Lys
Lysia Vel Korshen n'a que 18 ans, mais elle n’a plus l’âge de pleurer. Elle l’a eu, autrefois. Mais ce temps s’est éteint, recroquevillé entre les murs d’une soute obscure, au fond d’un cargo pirate où la lumière ne servait qu’à mieux voir la peur.
On la croit douce, parce qu’elle parle bas. On la croit fragile, parce qu’elle ne se défend pas. Mais ceux qui ont vu ses yeux quand elle se tait savent qu’elle ne pardonne rien. Lysia n’est pas une survivante. C’est une cicatrice qui marche. Une faille humaine tenue debout par la volonté et par cette absurdité magnifique qu’on appelle la loyauté.
Elle est grande. Trop grande, selon elle. Élancée, pâle, presque translucide sous certaines lumières. Ses cheveux blonds, coupés courts depuis peu, trahissent une nécessité plus qu’un choix — elle ne supporte plus ce qui entrave, ce qui pend, ce qui rappelle les chaînes. Ses gestes sont mesurés, presque économes. Comme si chaque mouvement devait être justifié, anticipé, contrôlé. Rien de théâtral. Elle a désappris ça.
Autrefois, Lysia Vel Korshen portait l’uniforme du SECTA. Recrutée jeune, après un échec académique prometteur, elle avait été envoyée en mission d’infiltration dans un réseau de contrebande. Mission écourtée. Repérée. Capturée. Ce qui devait durer quelques semaines s’est transformé en six mois de silence et de douleur, sans procédure, sans extraction. L’ASPIC ne voulait pas s’en mêler. La FCoT fermait les yeux. Et le SECTA, lui, préférait oublier.
Elle aurait pu disparaître là.
Mais un jour, une gamine furieuse a ouvert la mauvaise soute, et l’a trouvée. Ou la bonne soute, selon le point de vue. Depuis, Lys n’est plus seule. Nox ne lui a rien demandé. Pas d’explication, pas de justification. Elle lui a simplement tendu une ration, un blouson trop grand, et ce regard franc, brutal, insupportable de sincérité. Ce jour-là, Lysia Vel Korshen a pleuré. Une dernière fois.
Depuis, elle avance.
Elle n’élève jamais la voix. Elle s’exprime avec une clarté désarmante, presque clinique. Sa formation juridique n’est plus à prouver : elle connaît les procédures, les articles intercorporatifs, les failles du système. Elle est la raison quand Nox est la rage. Elle est le “madame” poli pendant que Nox gronde “connard”.

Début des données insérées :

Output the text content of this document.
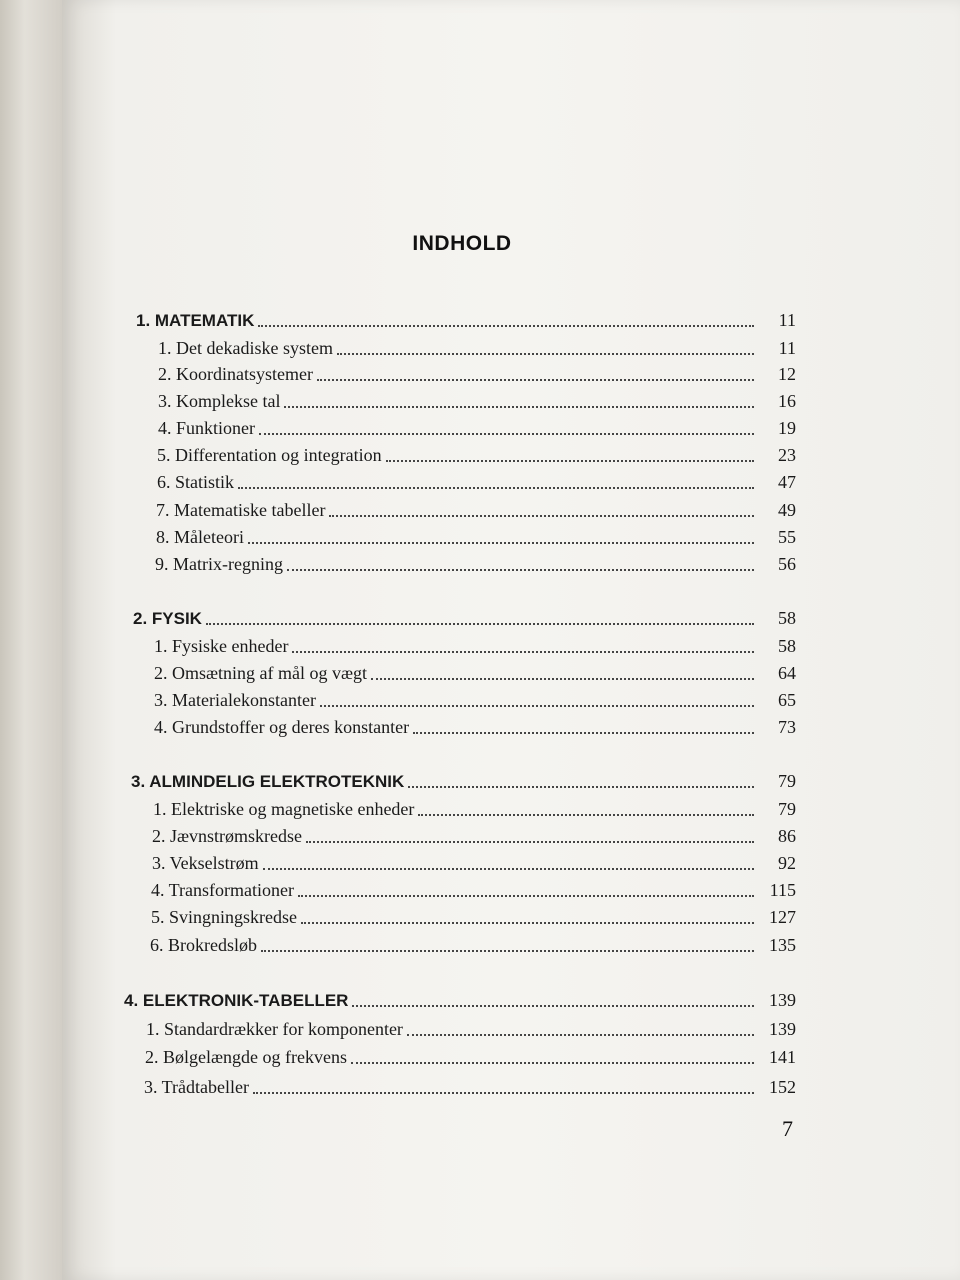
INDHOLD
1. MATEMATIK	11
1. Det dekadiske system	11
2. Koordinatsystemer	12
3. Komplekse tal	16
4. Funktioner	19
5. Differentation og integration	23
6. Statistik	47
7. Matematiske tabeller	49
8. Måleteori	55
9. Matrix-regning	56
2. FYSIK	58
1. Fysiske enheder	58
2. Omsætning af mål og vægt	64
3. Materialekonstanter	65
4. Grundstoffer og deres konstanter	73
3. ALMINDELIG ELEKTROTEKNIK	79
1. Elektriske og magnetiske enheder	79
2. Jævnstrømskredse	86
3. Vekselstrøm	92
4. Transformationer	115
5. Svingningskredse	127
6. Brokredsløb	135
4. ELEKTRONIK-TABELLER	139
1. Standardrækker for komponenter	139
2. Bølgelængde og frekvens	141
3. Trådtabeller	152
7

C’est elle qui structure. Qui rédige. Qui signe.
Mais ce qu’elle incarne, surtout, c’est la dignité. Celle qu’on a voulu lui a volé, et qu’elle reconquiert chaque jour sans jamais en parler. Sa présence seule suffit à poser le décor. Quand elle entre dans une pièce, les voix se taisent — non pas par crainte, mais par respect. Car elle n’a rien à prouver. Elle est ce que la douleur n’a pas réussi à détruire.
Son lien avec Nox est à part. Au-delà des mots. Une fusion de regards, de gestes, de silences. Nox explose, Lys recueille. Nox se débat, Lys veille. Ensemble, elles avancent. L’une en feu, l’autre en eau. Deux gamines devenues deux âmes maîtresses d’un empire qu’elles n’avaient jamais demandé.
Lys ne dort jamais très bien. Elle serre parfois contre elle une chaîne métallique, mince et sans valeur, que personne ne lui a vue enlever. Pas un bijou. Un rappel. Un ancrage. Une promesse faite à soi-même de ne plus jamais se taire.
Lysia Vel Korshen, 18 ans.
Vice-Présidente de CorpNZ Refund Vitæ.
Et conscience silencieuse de tout ce qui s’y construit.